Kommentar zur Impfkampagne

Impfstoff in Rekordzeit – jetzt den Erfolg nicht zerreden!

Der Impfstoff gegen Corona ist da und wird tausendfach verabreicht: Die Opposition will mit Forderungen nach mehr Geschwindigkeit punkten. Doch es wäre besser, jetzt die Kirche im Dorf zu lassen.

Hauke GerlofVon Hauke Gerlof Veröffentlicht:

Ein Start-up aus Mainz tut sich mit einem Pharma-Riesen zusammen und schafft es, in Rekordzeit einen Impfstoff gegen COVID-19 zu entwickeln. Die Szene am Frühstückstisch des Gründer-Ehepaars von BioNTech im Januar, mit der Idee, einen mRNA-Impfstoff zu entwickeln, ist oft beschrieben worden. Es ist phänomenal, wie schnell aus dieser Idee ein regulär zugelassener Impfstoff wurde, der im kommenden Jahr millionenfach produziert werden wird.

Der Erfolg hat viele Väter: Zu den Gewinnern gehört die Marktwirtschaft, unter deren Bedingungen es möglich war, dass bei aller Regulierung doch eine Express-Entwicklung des Impfstoffs möglich war – und das nicht nur einmal, sondern gleich in mehreren Unternehmen.

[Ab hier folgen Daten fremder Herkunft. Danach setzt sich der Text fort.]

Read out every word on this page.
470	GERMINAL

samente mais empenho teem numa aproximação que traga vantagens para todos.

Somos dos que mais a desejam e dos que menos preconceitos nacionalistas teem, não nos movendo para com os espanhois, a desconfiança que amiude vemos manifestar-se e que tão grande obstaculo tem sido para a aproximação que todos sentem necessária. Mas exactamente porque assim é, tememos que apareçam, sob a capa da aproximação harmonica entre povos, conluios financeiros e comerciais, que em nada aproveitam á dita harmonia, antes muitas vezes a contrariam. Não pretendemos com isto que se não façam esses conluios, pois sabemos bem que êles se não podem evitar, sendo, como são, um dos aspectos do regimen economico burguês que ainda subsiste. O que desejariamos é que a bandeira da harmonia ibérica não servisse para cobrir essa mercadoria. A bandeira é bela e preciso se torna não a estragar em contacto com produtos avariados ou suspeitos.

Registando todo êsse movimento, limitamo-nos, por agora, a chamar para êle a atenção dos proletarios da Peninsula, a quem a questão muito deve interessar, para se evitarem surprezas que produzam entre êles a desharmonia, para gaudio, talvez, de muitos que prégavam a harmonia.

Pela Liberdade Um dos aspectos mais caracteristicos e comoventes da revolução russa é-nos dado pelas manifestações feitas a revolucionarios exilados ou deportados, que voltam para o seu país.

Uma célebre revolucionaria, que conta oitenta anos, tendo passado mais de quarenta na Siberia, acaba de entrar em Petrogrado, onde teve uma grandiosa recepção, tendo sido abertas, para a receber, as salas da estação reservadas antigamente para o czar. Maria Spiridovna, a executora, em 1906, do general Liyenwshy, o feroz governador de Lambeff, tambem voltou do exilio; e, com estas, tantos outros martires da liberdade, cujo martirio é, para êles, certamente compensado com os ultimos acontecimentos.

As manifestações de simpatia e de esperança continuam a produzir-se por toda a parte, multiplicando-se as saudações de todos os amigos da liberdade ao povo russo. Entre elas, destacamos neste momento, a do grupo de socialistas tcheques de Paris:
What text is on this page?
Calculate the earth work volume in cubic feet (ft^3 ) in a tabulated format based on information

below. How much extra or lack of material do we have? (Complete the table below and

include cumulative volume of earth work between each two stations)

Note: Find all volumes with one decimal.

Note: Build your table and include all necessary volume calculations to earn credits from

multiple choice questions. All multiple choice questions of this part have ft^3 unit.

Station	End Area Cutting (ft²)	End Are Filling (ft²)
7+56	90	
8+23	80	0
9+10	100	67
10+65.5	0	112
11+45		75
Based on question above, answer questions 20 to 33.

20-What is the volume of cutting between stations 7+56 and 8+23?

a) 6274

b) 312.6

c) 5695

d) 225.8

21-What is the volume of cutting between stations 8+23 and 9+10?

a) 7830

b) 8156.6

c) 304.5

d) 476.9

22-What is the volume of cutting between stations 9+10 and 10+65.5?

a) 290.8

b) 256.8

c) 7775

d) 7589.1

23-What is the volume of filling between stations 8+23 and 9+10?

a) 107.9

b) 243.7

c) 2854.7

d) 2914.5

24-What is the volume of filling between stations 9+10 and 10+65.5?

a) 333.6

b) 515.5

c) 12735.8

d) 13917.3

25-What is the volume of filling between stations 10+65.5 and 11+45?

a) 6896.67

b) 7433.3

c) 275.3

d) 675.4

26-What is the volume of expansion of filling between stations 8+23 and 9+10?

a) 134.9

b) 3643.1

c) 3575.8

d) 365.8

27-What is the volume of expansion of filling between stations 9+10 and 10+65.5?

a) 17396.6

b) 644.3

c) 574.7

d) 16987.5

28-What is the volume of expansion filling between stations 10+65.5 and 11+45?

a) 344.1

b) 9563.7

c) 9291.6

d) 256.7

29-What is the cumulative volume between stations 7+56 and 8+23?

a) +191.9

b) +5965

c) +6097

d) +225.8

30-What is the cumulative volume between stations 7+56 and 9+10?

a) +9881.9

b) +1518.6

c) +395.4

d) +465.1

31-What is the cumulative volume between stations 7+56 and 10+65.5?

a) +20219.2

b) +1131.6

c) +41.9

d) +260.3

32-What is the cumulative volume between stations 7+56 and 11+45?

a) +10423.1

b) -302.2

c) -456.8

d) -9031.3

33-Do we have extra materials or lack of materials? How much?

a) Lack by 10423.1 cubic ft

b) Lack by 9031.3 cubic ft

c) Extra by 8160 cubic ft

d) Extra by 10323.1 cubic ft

Von diesem unternehmerischen Wagemut profitieren – das sei zugegeben – schneller die reichen als die weniger entwickelten Länder. Immerhin werden über die Impfstoff-Initiative COVAX auch an weniger zahlungskräftige Staaten nach und nach Impfstoffe verteilt.

Hohes unternehmerisches Wagnis

Auch die Forschungsförderung in Deutschland und in anderen Ländern hat ihren Anteil an dem Erfolg. Denn ohne die über viele Jahre auch staatlich geförderte Grundlagenforschung an mRNA hätte die Entwicklung des neuen Impfstoffs nie so schnell zum Ziel führen können. Und auch die staatlichen Programme, um die direkte Impfstoff-Entwicklung zu finanzieren, haben letztlich viel dazu beigetragen, dass es so schnell gehen konnte.

Zu den Gewinnern darf sich auch die Pharmaindustrie zählen, die, als es darauf ankam, Innovationsgeist bewiesen hat. Und es hat nichts Anrüchiges, wenn die Impfstoffentwickler BioNTech und dessen Partner Pfizer sowie deren Geldgeber jetzt auch finanziell von ihrem Erfolg profitieren. Denn es war zweifelsohne ein hohes Wagnis, dass BioNTech die Entwicklungskapazitäten stark auf den Corona-Impfstoff konzentrierte und andere Projekte hintanstellte.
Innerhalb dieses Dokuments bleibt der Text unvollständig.